The activist Abir Ghattas told Maharat that Fakhri and Salameh had begun painting on a concrete wall near the excavations under the bridge in Bechara el Khoury area, when they were arrested by the Lebanese army. Ghattas added that this is not the first time that Fakhri and Salameh had been confronted by the security forces for reasons related to freedom of expression.
The activist Saad al Kurdy, who is a friend of Fakhri and Salameh, told Maharat that they were painting political slogans in support of the Arab revolutions, and that these paintings were the main reason for their arrest; even though the police did not give a reason for the activists’ detention. Al Kurdy added that Fakhri and Salameh were first taken to the Karantina station and then to the military police and that they are now in Damascus road station.
Salameh is the author of the blog “Hungry”, which was nominated for the BOBs International Blog Awards by Deutsche Welle for the best blog out of 11 around the world. In addition, Salameh is famous for blogging and his two recent articles are “circus in the parliament” and “to the president of the Lebanese Republic Michel Suleiman”.
Fakhri is an activist in “Nassawiya” and is part of a campaign against racial discrimination in Lebanon towards foreign workers.
This is not the first time that activists are arrested for drawing graffiti.
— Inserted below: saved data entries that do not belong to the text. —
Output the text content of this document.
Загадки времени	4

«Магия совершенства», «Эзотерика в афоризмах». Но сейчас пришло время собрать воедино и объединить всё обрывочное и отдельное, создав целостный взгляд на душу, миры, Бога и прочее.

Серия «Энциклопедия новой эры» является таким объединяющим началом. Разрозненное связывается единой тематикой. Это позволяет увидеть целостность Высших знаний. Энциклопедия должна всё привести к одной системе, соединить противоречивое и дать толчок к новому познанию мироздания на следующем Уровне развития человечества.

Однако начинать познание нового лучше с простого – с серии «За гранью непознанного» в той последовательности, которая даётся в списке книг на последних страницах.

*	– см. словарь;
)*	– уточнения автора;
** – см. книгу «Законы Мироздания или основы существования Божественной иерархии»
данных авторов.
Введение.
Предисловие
Semaan Khawam was tried in the military court for breaking the rules as he painted in the summer of 2011 a character with the military uniform on a wall at Karantina.
Maharat Foundation condemns the arrest of activists Salameh and Fakhri for expressing themselves through graffiti and calls on the Lebanese authorities to release them immediately since their detention is a blatant attack on individual freedom expressed through the use of art.